LE: And if they can’t find your CDs in the local record shop, they can go there.
PB: Chris and I actually started our own small label. It’s not signing anybody, for all those hungry musicians out there looking for a label. We did it for us because we wanted some control over our product, and to be able to move it in the way we wanted. It’s called Elefant Dreams and you can link to Elefant Dreams Records from my website. You can order both of our CDs through that.

LE: Well, you’re at the Artists Quarter tonight. Starts at nine. Two sets?
PB: Nine and elevenish. The music is not ish, it’s very strong.

LE: It’s with Billy Peterson on bass and Kenny Horst on drums.
PB: We’re having a ball. Lots of interaction. I mean we’re really stretching it out, playing a variety of tunes. Lots of standards. Makes the idea of rehearsing easier. We’re taking different treatments to them, different styles.

LE: And are you doing some of your originals?
PB: We may do some tonight. I brought some with me. Really, as a leader, I don’t plan a set. I know a lot of guys prepare a set list. Joey DeFrancesco never had a set list. We’d never know what he was gonna play – he’d just start playing and you better know the tune.

LE: That’s where that ear training comes in.
PB: That’s right. Gary Bartz was the same way, and Gary Thomas as well. We’d rehearse five or six hard tunes that he had written, and then he would never tell you what he was going to play. He’d just start and you jump on [chuckles]. I like it because it keeps it fresh.

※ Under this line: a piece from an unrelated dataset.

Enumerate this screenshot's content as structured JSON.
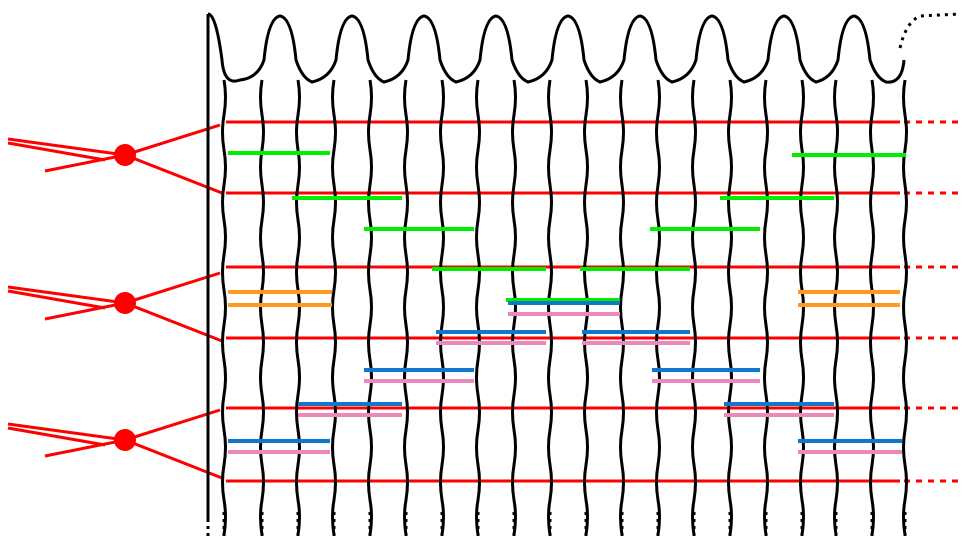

LE: Let’s close off with something from your albumDouble Gemini.
PB: That’s my second album. It came out in 1997. This particular tune, “Open Hand,” was written here in the Twin Cities when I was playing at the Hotel Luxeford, it was probably 1996. I had such a nice time. People were so nice that I just wrote this tune. So this has a relation to your town. It features Joey De Francesco and Jeff “Tain” Watts on drums.

LE: Thank you so very much for stopping by. I understand you’re off to do some recording now.
PB: Yes, something having to do with the Peterson dynasty, but first, breakfast. More coffee.